A critical part of the my code looks like
function mesh_build_cellnodes(nodes,Ncellnodes) implicit none integer(pInt), intent(in) :: Ncellnodes real(pReal), dimension(3,mesh_Nnodes), intent(in) :: nodes real(pReal), dimension(3,Ncellnodes) :: mesh_build_cellnodes integer(pInt) :: & e,t,n,m, & localCellnodeID real(pReal), dimension(3) :: & myCoords mesh_build_cellnodes = 0.0_pReal !$OMP PARALLEL DO PRIVATE(e,localCellnodeID,t,myCoords) do n = 1_pInt,Ncellnodes e = mesh_cellnodeParent(1,n) localCellnodeID = mesh_cellnodeParent(2,n) t = mesh_element(2,e) myCoords = 0.0_pReal do m = 1_pInt,FE_Nnodes(t) myCoords = myCoords + nodes(1:3,mesh_element(4_pInt+m,e)) & * FE_cellnodeParentnodeWeights(m,localCellnodeID,t) enddo mesh_build_cellnodes(1:3,n) = myCoords / sum(FE_cellnodeParentnodeWeights(:,localCellnodeID,t)) enddo !$OMP END PARALLEL DO end function mesh_build_cellnodes
where "mesh_Nnodes" can be in the range of 1000 to some Mio. According to https://software.intel.com/en-us/forums/topic/301590#comment-1524955, I understand that the "-heap-arrays" option will force the compiler to allocate "nodes" to the heap and not to the stack independently of the value given because its size is not known at compile time. A possible solution is, to give
-heap-arrays 8
as an compiler option since this seems to be a reasonable value for the stack size. In fact, on Ubuntu it is
ulimit -s 8192
My application runs fine with that (but would crash when I do not use the compiler option).

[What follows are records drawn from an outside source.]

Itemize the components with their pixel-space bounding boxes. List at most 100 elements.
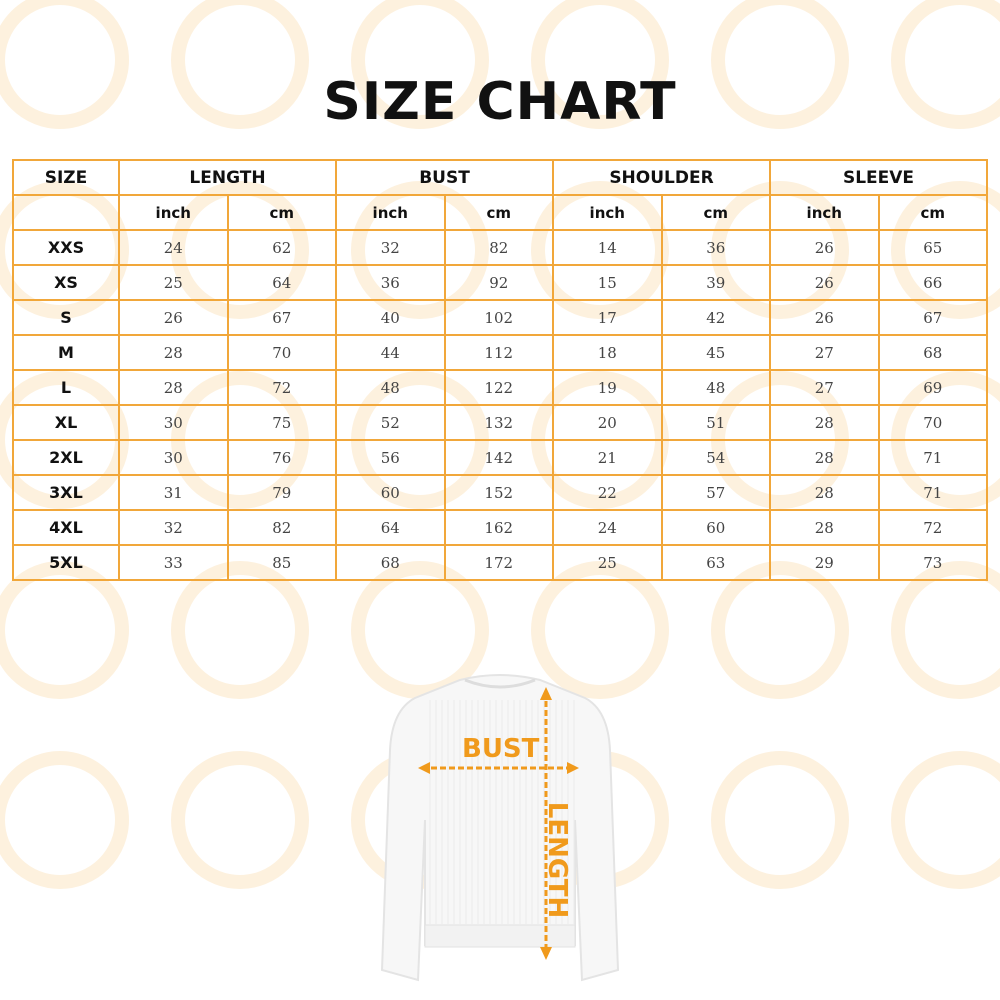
unit-row: inch cm inch cm inch cm inch cm <box>12 194 988 231</box>
size-cell: XL <box>12 404 120 441</box>
value-cell: 19 <box>552 369 663 406</box>
group-header: SLEEVE <box>769 159 988 196</box>
unit-header: inch <box>552 194 663 231</box>
value-cell: 28 <box>769 404 880 441</box>
value-cell: 36 <box>335 264 446 301</box>
value-cell: 60 <box>660 509 771 546</box>
watermark-logo <box>0 561 129 699</box>
value-cell: 33 <box>118 544 229 581</box>
value-cell: 132 <box>443 404 554 441</box>
watermark-logo <box>891 0 1000 129</box>
value-cell: 75 <box>226 404 337 441</box>
size-cell: 2XL <box>12 439 120 476</box>
value-cell: 31 <box>118 474 229 511</box>
value-cell: 70 <box>226 334 337 371</box>
value-cell: 142 <box>443 439 554 476</box>
value-cell: 48 <box>660 369 771 406</box>
value-cell: 26 <box>769 299 880 336</box>
group-header: BUST <box>335 159 554 196</box>
value-cell: 26 <box>769 229 880 266</box>
value-cell: 17 <box>552 299 663 336</box>
table-row: 5XL 33 85 68 172 25 63 29 73 <box>12 544 988 581</box>
value-cell: 66 <box>877 264 988 301</box>
value-cell: 71 <box>877 474 988 511</box>
watermark-logo <box>171 0 309 129</box>
value-cell: 28 <box>769 474 880 511</box>
value-cell: 102 <box>443 299 554 336</box>
value-cell: 48 <box>335 369 446 406</box>
unit-header: inch <box>118 194 229 231</box>
value-cell: 172 <box>443 544 554 581</box>
unit-header: inch <box>335 194 446 231</box>
table-row: S 26 67 40 102 17 42 26 67 <box>12 299 988 336</box>
page-title: SIZE CHART <box>323 72 677 132</box>
value-cell: 62 <box>226 229 337 266</box>
value-cell: 32 <box>118 509 229 546</box>
watermark-logo <box>711 751 849 889</box>
watermark-logo <box>0 751 129 889</box>
value-cell: 20 <box>552 404 663 441</box>
value-cell: 22 <box>552 474 663 511</box>
table-row: M 28 70 44 112 18 45 27 68 <box>12 334 988 371</box>
value-cell: 73 <box>877 544 988 581</box>
value-cell: 45 <box>660 334 771 371</box>
group-header: LENGTH <box>118 159 337 196</box>
bust-label: BUST <box>462 734 540 764</box>
size-cell: M <box>12 334 120 371</box>
value-cell: 76 <box>226 439 337 476</box>
watermark-logo <box>891 561 1000 699</box>
value-cell: 15 <box>552 264 663 301</box>
value-cell: 30 <box>118 404 229 441</box>
value-cell: 14 <box>552 229 663 266</box>
value-cell: 72 <box>226 369 337 406</box>
value-cell: 51 <box>660 404 771 441</box>
value-cell: 25 <box>118 264 229 301</box>
sweater-illustration <box>380 674 620 982</box>
value-cell: 40 <box>335 299 446 336</box>
value-cell: 36 <box>660 229 771 266</box>
watermark-logo <box>891 751 1000 889</box>
value-cell: 72 <box>877 509 988 546</box>
table-row: L 28 72 48 122 19 48 27 69 <box>12 369 988 406</box>
unit-header: cm <box>226 194 337 231</box>
unit-header: cm <box>443 194 554 231</box>
value-cell: 26 <box>118 299 229 336</box>
table-row: XS 25 64 36 92 15 39 26 66 <box>12 264 988 301</box>
size-cell: XS <box>12 264 120 301</box>
value-cell: 64 <box>226 264 337 301</box>
value-cell: 30 <box>118 439 229 476</box>
watermark-logo <box>711 561 849 699</box>
value-cell: 57 <box>660 474 771 511</box>
value-cell: 28 <box>769 439 880 476</box>
watermark-logo <box>171 561 309 699</box>
length-label: LENGTH <box>542 801 572 919</box>
value-cell: 63 <box>660 544 771 581</box>
size-cell: 5XL <box>12 544 120 581</box>
watermark-logo <box>531 0 669 129</box>
value-cell: 68 <box>877 334 988 371</box>
value-cell: 39 <box>660 264 771 301</box>
value-cell: 28 <box>769 509 880 546</box>
value-cell: 54 <box>660 439 771 476</box>
value-cell: 162 <box>443 509 554 546</box>
empty-cell <box>12 194 120 231</box>
value-cell: 67 <box>877 299 988 336</box>
value-cell: 67 <box>226 299 337 336</box>
table-row: 3XL 31 79 60 152 22 57 28 71 <box>12 474 988 511</box>
group-header: SHOULDER <box>552 159 771 196</box>
value-cell: 85 <box>226 544 337 581</box>
value-cell: 25 <box>552 544 663 581</box>
size-header: SIZE <box>12 159 120 196</box>
table-row: XXS 24 62 32 82 14 36 26 65 <box>12 229 988 266</box>
value-cell: 68 <box>335 544 446 581</box>
size-table: SIZE LENGTH BUST SHOULDER SLEEVE inch cm inch cm… <box>12 159 988 581</box>
size-cell: XXS <box>12 229 120 266</box>
value-cell: 28 <box>118 334 229 371</box>
value-cell: 42 <box>660 299 771 336</box>
value-cell: 112 <box>443 334 554 371</box>
size-cell: 4XL <box>12 509 120 546</box>
value-cell: 64 <box>335 509 446 546</box>
table-row: 2XL 30 76 56 142 21 54 28 71 <box>12 439 988 476</box>
table-row: XL 30 75 52 132 20 51 28 70 <box>12 404 988 441</box>
value-cell: 70 <box>877 404 988 441</box>
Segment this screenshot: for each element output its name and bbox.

The other possibility is still to unlimit the stack size (and omit the compiler option).
Since removing the stack size limit (and omitting the heap-arrays option) will significantly improve the performance at a slightly higher memory consumption (according to the time command, see attached file), I would rather use this option.
Therefore, my question is, if this method has any disadvantages for an application running with 1 to 32 threads.
Thanks in advance for your contributions and apologies for raising this question again.